There is a lot to absorb after this week’s market sensitive events.
It’s been a busy week on the central bank front. Aside from the Fed and the PBoC, many have stood pat (Norges, BoE, BoJ), but their tone and statements have changed a tad, which is supporting their own currencies.
The defeat in this week’s Dutch elections of anti-immigration candidate Geert Wilders is being seen as a blow to populist political leaders, easing concerns ahead of next months French Presidential election – the French/Bund spread has narrowed to its lowest level in sometime.
On Wednesday, the Fed hiked as expected, but the dollar has taken a beating, and is poised for its first monthly loss in a month, as investors re-price three rate hikes for 2017, rather that last weeks four.
The ECB’s Nowotny (Austria) has suggested that their strategy for tightening policy would be different from the Feds. The EUR (€1.0770) has seen a significant move higher, supported by the possibility that the ECB could start to raise rates before its QE program is complete.
Sterling (£1.2382) is consolidating its post-BoE Thursday spike as the decision mentioned ‘price pressures.’ This morning, the BoE’s sole dissenter, Kristin Forbes, has clarified his surprise call for a hike, noting a change to growth and inflation data suggest that rates should rise. Futures indicate that the next rate move is higher not lower, and are pricing in a +50% probability of a +25 bps rate increase in 2018. Before yesterday’s announcement, this figure stood at +30%.
The PBoC China’s central bank also raised borrowing costs this week, while the BoJ left its monetary policy setting unchanged. The PBoC’s +10bp increase in reverse repo and MLF (medium term lending facility) rates is part of policymakers deleveraging efforts in key sectors of the economy (steel, coal, non-ferrous metals, and real estate) and not a policy shift.
Global stocks are on course for the best week since January after the Fed hiked without accelerating their timetable for future hikes.

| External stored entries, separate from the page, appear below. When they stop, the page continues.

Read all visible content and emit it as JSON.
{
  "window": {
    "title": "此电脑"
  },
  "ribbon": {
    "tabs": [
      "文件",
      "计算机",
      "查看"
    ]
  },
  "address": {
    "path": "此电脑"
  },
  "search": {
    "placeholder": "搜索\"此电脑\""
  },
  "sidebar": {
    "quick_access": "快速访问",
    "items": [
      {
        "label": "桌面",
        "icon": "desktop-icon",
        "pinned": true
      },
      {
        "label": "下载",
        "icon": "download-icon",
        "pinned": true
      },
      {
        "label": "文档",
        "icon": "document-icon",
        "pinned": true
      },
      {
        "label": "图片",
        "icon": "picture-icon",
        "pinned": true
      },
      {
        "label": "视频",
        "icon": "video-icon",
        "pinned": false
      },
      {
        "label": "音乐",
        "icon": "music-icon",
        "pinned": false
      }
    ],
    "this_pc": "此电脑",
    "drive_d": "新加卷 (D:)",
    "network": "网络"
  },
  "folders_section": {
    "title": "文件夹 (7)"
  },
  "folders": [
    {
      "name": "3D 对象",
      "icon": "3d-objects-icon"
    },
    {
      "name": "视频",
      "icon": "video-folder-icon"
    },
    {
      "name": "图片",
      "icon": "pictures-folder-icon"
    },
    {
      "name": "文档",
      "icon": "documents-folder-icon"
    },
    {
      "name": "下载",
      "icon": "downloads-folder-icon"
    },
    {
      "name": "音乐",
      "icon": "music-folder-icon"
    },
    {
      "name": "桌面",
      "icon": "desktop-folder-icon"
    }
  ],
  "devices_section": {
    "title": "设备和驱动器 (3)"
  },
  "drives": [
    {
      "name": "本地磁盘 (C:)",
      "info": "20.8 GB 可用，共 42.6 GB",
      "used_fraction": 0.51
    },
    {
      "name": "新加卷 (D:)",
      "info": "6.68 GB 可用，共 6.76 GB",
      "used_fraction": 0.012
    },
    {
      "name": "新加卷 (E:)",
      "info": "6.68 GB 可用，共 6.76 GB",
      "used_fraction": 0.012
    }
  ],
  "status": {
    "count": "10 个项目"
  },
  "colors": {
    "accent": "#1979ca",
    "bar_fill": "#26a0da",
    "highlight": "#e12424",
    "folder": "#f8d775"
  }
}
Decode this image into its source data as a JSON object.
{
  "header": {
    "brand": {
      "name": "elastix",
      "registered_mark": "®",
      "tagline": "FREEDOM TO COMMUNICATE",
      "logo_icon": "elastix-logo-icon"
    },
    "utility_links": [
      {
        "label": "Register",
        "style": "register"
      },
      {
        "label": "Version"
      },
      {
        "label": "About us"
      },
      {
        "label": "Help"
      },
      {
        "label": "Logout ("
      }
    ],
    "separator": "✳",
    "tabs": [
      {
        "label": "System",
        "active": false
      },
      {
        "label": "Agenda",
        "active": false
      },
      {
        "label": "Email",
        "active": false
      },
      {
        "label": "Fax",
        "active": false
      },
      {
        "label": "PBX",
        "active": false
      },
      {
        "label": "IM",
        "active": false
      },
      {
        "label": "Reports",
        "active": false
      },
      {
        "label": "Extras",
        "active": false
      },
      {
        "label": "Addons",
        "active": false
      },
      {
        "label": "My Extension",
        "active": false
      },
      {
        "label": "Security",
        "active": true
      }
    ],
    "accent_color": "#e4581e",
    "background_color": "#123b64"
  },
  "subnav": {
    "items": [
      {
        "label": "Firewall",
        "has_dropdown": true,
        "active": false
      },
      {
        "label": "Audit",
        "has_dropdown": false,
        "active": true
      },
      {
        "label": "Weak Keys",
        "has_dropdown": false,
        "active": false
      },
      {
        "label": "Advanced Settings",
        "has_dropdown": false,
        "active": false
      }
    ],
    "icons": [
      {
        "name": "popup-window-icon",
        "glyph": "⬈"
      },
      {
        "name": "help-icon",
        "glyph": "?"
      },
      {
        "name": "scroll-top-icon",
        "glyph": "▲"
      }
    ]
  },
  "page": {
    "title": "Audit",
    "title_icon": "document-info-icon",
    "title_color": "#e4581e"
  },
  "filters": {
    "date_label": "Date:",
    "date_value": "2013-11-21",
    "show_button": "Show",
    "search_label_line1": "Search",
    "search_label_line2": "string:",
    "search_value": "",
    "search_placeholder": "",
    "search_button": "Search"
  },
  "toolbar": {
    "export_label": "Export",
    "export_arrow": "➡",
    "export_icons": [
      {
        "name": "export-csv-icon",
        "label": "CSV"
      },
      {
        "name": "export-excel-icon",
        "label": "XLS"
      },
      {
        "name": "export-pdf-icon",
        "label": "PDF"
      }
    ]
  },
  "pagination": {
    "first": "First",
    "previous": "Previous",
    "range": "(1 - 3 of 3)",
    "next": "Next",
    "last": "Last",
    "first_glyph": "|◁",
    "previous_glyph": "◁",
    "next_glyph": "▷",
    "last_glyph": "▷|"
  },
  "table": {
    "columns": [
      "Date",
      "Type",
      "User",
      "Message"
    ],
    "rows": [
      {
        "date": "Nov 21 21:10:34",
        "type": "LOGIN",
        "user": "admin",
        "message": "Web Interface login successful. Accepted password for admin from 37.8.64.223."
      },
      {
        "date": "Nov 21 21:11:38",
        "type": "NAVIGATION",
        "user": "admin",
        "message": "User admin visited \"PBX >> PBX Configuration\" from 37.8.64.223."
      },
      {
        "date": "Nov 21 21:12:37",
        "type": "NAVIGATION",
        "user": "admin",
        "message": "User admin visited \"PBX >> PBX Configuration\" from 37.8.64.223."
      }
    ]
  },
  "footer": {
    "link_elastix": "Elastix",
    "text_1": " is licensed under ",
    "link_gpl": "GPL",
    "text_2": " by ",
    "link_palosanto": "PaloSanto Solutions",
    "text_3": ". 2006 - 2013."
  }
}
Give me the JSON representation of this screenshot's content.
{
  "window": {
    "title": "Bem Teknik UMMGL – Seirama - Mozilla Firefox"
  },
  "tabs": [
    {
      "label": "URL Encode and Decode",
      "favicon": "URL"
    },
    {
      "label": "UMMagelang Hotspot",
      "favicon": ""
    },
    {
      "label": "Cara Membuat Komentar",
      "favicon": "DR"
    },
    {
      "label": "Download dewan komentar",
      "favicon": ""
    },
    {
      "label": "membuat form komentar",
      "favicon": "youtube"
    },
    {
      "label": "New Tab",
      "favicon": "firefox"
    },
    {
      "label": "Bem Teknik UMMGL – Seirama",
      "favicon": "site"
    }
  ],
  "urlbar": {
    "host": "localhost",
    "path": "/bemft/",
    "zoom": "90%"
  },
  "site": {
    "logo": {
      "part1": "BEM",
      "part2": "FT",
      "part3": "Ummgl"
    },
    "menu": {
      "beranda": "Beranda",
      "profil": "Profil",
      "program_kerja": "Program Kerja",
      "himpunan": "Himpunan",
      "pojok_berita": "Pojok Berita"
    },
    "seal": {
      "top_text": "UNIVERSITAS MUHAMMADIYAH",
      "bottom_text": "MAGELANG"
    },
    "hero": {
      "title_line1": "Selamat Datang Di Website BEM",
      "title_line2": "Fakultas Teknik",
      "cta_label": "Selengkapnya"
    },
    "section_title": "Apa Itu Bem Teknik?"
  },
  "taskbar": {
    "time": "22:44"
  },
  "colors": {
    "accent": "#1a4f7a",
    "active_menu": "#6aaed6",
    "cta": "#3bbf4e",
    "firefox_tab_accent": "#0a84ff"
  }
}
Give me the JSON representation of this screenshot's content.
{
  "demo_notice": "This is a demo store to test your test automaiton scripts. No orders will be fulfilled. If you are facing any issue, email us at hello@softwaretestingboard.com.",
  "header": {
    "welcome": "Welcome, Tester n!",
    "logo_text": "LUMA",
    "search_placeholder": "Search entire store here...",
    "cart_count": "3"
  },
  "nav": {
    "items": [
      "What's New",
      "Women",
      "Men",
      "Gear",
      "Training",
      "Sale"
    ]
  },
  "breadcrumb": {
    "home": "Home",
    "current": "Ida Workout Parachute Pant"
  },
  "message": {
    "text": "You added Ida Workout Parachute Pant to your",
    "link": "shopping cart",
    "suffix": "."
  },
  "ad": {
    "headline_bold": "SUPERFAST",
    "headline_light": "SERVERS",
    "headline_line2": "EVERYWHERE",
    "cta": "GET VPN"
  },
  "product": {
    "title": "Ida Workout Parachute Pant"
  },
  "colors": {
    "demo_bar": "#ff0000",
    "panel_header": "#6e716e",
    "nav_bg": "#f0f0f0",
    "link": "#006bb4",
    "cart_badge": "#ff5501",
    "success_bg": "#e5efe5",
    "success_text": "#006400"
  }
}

Commodities have found support from a weaker dollar. Yesterday, gold futures notched their biggest daily gain in 10-months, as dealers bet the Fed risks letting inflation perk up beyond its +2% desired target.
Crude oil has a record OPEC compliance cut and an IEA statement that H1 supplies would be depleted to support higher prices.
The U.S yield curve has flattened now that the U.S 10-year yield has plummeted to +2.53% away from the markets psychological ‘bear bond market’ swing point north of +2.60%.
On this Friday morning, despite market volatility retreating somewhat, investors are also weighing if the White House can make good on its fiscal stimulus plan of a new tax regime, business deregulation and infrastructure spending.
There is also the G20 Finance Minister meet in Germany today and tomorrow. Participants are expected to focus on avoiding protectionism and FX devaluations, is that possible? Could make for an interesting open to Australasian markets on Sunday.